À la gare Montparnasse, plusieurs passagers regrettaient lundi 28 octobre le manque d'informations pour poursuivre leur voyage, à l'instar de Jean-Paul Villette, dont le train a été supprimé. "Il faut prendre son mal en patience même si ça ne fait pas plaisir (...) mais bon, ça serait bien par exemple, dès l'instant qu'on est en possession d'un titre de transport (...) qu'ils me disent +cher monsieur ou chère madame, votre train en partance pour Brest demain est annulé jusqu'à nouvel ordre+, et au moins on ne gaspille pas d'argent, on ne perd pas son temps et on n'ennuie pas tout le monde".

La SNCF est contrainte de réduire la cadence de ses TGV Atlantique en raison d'un mouvement entamé le 21 octobre par des agents du Technicentre de Châtillon (Hauts-de-Seine), spécialisé dans la maintenance quotidienne des trains. Ce mouvement très localisé a un impact majeur compte tenu du rôle stratégique de centre dans l'exploitation au quotidien des TGV Atlantique.

"Répondre aux revendications" 

La grève, suivie par quelque 200 personnes sur les 700 que comptent le Technicentre selon la direction, constitue "une vraie réaction collective de la base, un vrai ras-le-bol" de la part de "salariés qui triment" et touchent des bas salaires, a déclaré Julien Troccaz, secrétaire fédéral de Sud-Rail, un syndicat qui soutient le mouvement.

"La direction a voulu revenir unilatéralement sur les conditions de travail" prévues par un accord local, sans concertation avec le personnel, avant de se raviser face à la contestation, relève M. Troccaz.

Dimanche 27 octobre, la directrice des TGV Atlantique, Gwendoline Cazenave, avait fait part de son "incompréhension" face à "une situation de jusqu'au-boutisme" qui "pénalise les clients" dans la mesure où l'objet du désaccord avec les grévistes avait été retiré.
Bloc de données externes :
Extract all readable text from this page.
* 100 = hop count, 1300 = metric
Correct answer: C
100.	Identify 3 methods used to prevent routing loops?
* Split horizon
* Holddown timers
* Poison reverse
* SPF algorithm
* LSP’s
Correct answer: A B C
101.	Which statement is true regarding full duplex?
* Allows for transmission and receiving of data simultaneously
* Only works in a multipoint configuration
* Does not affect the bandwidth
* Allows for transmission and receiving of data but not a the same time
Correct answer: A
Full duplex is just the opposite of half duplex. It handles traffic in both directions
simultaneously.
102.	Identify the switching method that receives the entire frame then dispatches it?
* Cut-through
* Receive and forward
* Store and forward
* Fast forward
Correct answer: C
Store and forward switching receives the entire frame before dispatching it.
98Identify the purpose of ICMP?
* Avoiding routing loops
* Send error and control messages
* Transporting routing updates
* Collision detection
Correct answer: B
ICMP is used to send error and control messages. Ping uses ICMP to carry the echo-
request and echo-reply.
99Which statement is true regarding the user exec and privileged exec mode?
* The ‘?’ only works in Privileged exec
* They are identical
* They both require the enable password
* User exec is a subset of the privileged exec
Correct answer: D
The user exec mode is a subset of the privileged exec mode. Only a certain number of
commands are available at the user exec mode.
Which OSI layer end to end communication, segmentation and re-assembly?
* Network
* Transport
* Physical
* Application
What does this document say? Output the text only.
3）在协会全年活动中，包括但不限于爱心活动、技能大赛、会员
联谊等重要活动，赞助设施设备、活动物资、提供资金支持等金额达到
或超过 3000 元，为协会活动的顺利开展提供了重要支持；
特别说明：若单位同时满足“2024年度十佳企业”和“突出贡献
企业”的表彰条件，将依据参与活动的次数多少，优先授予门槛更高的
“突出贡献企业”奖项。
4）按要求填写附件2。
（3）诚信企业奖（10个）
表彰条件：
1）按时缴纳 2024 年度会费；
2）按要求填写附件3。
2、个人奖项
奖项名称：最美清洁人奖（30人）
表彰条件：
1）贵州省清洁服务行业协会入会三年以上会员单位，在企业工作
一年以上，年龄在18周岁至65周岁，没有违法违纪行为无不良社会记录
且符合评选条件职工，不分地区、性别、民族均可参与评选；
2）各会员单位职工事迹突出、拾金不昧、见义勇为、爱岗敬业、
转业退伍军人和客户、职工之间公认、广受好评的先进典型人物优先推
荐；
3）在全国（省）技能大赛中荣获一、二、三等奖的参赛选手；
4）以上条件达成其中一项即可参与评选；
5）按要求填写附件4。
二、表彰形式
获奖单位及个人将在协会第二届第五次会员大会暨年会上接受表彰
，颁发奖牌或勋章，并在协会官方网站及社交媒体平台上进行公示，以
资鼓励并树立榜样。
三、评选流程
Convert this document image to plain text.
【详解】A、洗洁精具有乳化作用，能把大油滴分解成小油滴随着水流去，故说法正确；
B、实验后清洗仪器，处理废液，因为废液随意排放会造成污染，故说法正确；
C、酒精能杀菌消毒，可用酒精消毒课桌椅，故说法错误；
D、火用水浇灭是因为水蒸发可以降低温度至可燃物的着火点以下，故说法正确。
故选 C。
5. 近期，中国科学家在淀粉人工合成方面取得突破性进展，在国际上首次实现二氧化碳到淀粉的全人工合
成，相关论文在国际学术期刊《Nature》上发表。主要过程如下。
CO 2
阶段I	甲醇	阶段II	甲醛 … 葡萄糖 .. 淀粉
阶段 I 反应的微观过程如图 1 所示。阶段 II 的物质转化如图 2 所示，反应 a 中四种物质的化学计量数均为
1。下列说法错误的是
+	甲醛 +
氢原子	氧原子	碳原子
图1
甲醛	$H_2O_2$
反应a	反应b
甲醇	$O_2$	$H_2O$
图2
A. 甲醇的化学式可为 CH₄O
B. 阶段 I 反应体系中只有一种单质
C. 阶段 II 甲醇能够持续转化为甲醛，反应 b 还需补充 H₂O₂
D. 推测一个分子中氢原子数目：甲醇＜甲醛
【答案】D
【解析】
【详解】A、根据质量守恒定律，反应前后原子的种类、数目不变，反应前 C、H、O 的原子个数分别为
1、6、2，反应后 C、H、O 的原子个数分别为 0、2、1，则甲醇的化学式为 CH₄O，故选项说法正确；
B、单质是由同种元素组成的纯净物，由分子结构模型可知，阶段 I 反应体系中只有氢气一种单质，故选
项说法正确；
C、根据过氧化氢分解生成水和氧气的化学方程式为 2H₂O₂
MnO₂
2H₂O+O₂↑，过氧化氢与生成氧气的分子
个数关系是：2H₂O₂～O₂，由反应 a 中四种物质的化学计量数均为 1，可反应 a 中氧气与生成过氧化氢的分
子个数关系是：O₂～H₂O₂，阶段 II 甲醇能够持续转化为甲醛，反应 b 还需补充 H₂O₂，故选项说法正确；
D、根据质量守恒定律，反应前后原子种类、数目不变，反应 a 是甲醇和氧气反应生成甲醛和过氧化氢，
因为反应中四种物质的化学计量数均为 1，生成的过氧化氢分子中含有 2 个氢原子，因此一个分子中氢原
"Aujourd'hui la revendication des agents en grève, c'est le paiement des jours de grève, et ça c'est absolument impossible donc on continue à travailler et on continue à travailler pour augmenter le plan de transport et pour, encore une fois, que les clients puissent passer des vacances sereines et revenir de leurs vacances sereinement", a déclaré lundi 28 octobre Mme Cazenave lors d'un point de presse à la gare Montparnasse.

M. Troccaz appelle la direction à "répondre aux revendications des salariés et à arrêter de parler d'illégalité dès que les salariés se mobilisent".

Ce nouvel épisode de perturbations intervient après une pagaille à la veille des vacances scolaires à la suite de l'accident d'un TER à un passage à niveau le 16 octobre dans les Ardennes. Cet incident avait déclenché une vague d'arrêts de travail de conducteurs et contrôleurs dans toute la France, sur la base du droit de retrait au nom de la sécurité.

Une grève, programmée celle-là, est prévue le 5 décembre à l'appel de plusieurs syndicats de la SNCF contre la réforme des retraites.